Basically it would be one more way for PvP players to waste the time of those who don't enjoy PvP.
Why do you think so? If player having PvP-off can instance only with friend or wing mate, why do you think they should be limited from doing some occasional friendly-fire (and potantially other direct interactions like sending hatch-breaker limpets etc)?
If a "PvP-flag" does not enable / disable PvP damage then it does not work. If it is designed to still allow PvP damage then it's not a PvP-flag.
Maybe it would be easier to see how it could work if we describe it the other way around:
  • players are playing in different modes as now
  • single player mode is equivalent of own player PG
  • all players are visible to each other independently of the mode they are playing in
  • if 2 players play in different modes they are shown as NPC
  • when player from another mode interacts (interdicts, drop on low wake or POI) with player from another mode each of them appear in its own instance with the NPC-clone of the other player
  • the result of direct interaction of both players (e.g. combat) with their NPC-clones are independent (as they would interact with other 2 random NPC)
  • the behavior of NPC-clone is defined by the rules (not by the actions of original player), so like any other normal interactions with NPC generated by game
  • if one solo player sends wing request to another solo player and it is accepted their single player PGs are merged together
It is all the same as above just described from different point of view. Technical implementation may be the same with small variations (explicit trigger setting or choice of Solo/Open).
Sounds like a PvPer's wish list - to be able to force interactions on players who choose not to play with them....
 
Put simply, PvP-on players would be able to interdict PvP-off players (where NPC interdictions are much, much easier to win than player interdictions) and effectively force the PvP-off player to lose the interdiction to an NPC that they then need to deal with / avoid in normal space.

Basically it would be one more way for PvP players to waste the time of those who don't enjoy PvP.
Do you see it as a problem that PvPer will "spam" non-PvPer with interdictions? What is the purpose? Especially if:
  • subsequent interdictions are limited by cooldown
  • interdiction difficulty may be adjusted fr this case or instance split may be done at the moment of interdiction start (so non-PvP player will compete respective level NPC/ship)
Will it still be problematic from your point of view?

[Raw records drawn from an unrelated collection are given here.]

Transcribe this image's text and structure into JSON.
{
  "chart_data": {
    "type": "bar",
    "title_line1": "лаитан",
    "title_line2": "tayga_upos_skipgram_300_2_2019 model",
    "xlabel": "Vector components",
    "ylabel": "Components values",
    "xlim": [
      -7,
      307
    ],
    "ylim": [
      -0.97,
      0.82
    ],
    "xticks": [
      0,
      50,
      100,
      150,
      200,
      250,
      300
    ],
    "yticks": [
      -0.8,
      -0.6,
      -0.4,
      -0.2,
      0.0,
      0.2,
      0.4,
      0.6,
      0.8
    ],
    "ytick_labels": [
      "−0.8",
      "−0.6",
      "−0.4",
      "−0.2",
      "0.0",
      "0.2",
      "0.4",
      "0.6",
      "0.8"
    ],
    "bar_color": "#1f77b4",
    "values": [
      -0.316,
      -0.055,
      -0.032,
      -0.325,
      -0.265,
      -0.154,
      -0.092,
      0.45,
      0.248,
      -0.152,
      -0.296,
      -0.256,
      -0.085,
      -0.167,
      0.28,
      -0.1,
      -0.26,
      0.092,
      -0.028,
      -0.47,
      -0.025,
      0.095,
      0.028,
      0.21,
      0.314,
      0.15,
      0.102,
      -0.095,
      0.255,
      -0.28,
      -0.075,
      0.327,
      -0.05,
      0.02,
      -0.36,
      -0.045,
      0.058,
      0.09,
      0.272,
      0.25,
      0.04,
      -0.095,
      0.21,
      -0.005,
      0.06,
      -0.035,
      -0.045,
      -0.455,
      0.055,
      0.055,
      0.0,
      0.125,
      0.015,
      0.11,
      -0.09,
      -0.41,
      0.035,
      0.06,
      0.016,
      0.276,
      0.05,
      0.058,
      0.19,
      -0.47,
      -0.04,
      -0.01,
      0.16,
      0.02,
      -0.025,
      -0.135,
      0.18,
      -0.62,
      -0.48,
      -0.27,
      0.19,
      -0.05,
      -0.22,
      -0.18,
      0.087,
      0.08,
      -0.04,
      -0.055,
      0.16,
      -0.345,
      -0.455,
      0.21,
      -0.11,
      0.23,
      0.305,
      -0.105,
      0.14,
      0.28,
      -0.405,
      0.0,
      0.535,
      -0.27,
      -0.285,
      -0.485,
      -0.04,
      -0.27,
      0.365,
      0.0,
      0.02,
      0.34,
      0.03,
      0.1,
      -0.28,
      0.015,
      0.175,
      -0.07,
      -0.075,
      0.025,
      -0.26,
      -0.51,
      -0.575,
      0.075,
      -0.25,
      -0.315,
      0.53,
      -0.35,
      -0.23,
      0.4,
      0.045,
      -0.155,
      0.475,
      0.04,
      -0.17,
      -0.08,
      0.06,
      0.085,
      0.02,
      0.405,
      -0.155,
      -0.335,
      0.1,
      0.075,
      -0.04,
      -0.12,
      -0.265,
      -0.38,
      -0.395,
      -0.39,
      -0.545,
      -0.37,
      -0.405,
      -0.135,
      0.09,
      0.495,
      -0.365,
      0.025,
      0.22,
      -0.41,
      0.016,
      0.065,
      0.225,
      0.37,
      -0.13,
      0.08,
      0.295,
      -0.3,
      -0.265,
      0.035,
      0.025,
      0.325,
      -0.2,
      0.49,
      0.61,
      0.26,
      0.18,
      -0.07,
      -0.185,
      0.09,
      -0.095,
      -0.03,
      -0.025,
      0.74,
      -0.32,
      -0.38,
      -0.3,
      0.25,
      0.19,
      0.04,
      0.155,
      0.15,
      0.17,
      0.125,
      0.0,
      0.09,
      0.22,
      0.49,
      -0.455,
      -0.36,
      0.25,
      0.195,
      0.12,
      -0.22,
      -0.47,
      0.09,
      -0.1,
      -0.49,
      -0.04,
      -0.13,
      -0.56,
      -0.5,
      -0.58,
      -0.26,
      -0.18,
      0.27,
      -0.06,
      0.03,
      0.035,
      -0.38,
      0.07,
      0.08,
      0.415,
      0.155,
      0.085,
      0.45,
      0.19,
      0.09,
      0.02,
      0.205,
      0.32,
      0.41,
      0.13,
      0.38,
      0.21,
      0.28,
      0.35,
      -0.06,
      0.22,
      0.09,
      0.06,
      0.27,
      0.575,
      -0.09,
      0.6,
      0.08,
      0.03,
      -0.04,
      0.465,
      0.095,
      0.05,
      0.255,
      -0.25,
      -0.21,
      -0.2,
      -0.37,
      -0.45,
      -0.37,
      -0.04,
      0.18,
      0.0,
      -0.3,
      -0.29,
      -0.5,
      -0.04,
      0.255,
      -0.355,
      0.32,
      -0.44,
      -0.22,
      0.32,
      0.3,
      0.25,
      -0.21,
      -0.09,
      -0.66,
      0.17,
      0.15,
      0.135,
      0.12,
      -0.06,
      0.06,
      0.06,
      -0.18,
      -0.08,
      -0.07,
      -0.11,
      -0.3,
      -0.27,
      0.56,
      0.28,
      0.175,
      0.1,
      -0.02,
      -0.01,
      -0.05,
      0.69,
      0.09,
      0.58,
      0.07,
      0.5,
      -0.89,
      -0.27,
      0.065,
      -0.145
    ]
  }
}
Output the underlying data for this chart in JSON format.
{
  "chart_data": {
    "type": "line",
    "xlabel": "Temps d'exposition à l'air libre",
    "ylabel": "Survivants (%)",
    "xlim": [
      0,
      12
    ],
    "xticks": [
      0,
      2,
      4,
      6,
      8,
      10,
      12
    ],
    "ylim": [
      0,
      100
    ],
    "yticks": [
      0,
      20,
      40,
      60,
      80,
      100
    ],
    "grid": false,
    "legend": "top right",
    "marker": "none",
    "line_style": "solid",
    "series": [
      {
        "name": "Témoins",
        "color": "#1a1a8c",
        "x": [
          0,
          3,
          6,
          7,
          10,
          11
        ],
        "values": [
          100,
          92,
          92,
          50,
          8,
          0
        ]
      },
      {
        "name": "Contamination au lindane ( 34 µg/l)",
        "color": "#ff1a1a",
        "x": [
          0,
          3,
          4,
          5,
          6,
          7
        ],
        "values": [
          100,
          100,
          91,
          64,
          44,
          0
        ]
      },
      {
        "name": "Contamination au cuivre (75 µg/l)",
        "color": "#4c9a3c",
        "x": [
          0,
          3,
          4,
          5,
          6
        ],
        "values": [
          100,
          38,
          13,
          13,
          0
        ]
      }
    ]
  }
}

If a "PvP-flag" does not enable / disable PvP damage then it does not work. If it is designed to still allow PvP damage then it's not a PvP-flag.
But that is the only not immersion(lore)-breaking way for cooperative gameplay (imo). Do not accept wing invitations from non-trusted players. Do not add people you scared of to your friend list (if using friend list for non-PvP instancing at all). Problem solved (imo).
Sounds like a PvPer's wish list - to be able to force interactions on players who choose not to play with them....
As originally suggested - implement it as setting in Open mode. If one is avoiding any interactions at all - continue playing in Solo/PG - I am not suggesting to remove it. In worst case there is always block function, if someone managed to spam you with interdictions or chatting - just block them.

If you have any particular scenarios in mind which would not work with suggested implementation, please share them.